Through a facilitated design process with the executive team, we mapped what parents needed to feel, know, and understand at each moment of the tour. That shaped a small group format built around story, rhythm, and clarity. We designed the flow, refined the narrative, and tied it into the language of the new website and the upcoming prospectus as we went. Digistorm Funnel picked up the essential communication automatically, which freed the staff to focus on the experience itself. Then the school launched its first small group tour, with a mix of anticipation and uncertainty. After years of personal tours, this was a significant operational shift.

The response was immediate. The tour booked out within a couple of weeks. The Principal and Deputy connected with prospective families in a way their schedules don’t usually allow, and stayed an extra hour after the session enjoying the conversation. One family decided to start straight away rather than wait for the new school year. The need-to-know communication ran automatically, so the admin load dropped compared to a standard one-to-one tour. And every moment of the tour lined up with the story on the website and in the prospectus.

The fear going in was that a shared structure would make the tours feel less personal. It did the opposite.
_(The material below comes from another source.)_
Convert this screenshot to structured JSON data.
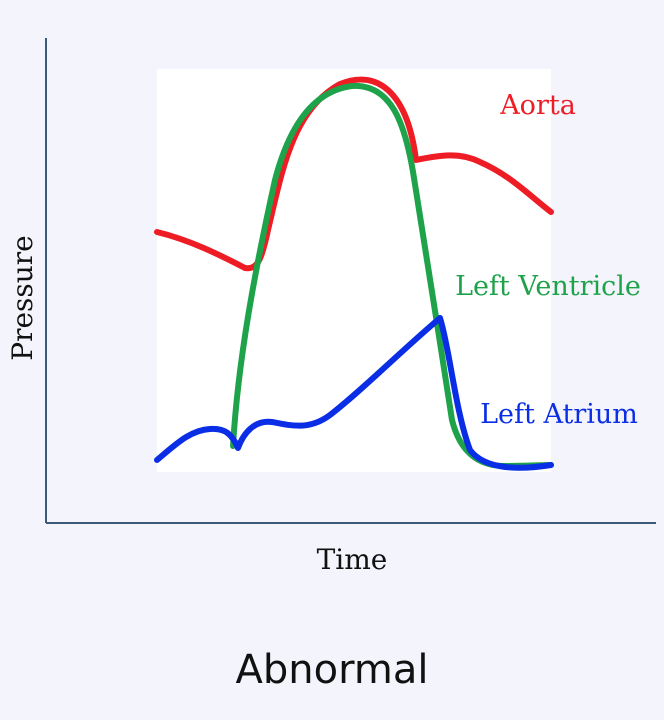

Designing the tour around what parents need to feel, know, and understand made every visit more intentional, and gave each family a clearer sense of what came next.

What it gave the school

01

The first small group tour booked out within a couple of weeks.

02

One family chose to start straight away rather than wait for the new school year.

03

Logistics ran automatically through Digistorm Funnel, dramatically reducing the admin work of one-to-one tours.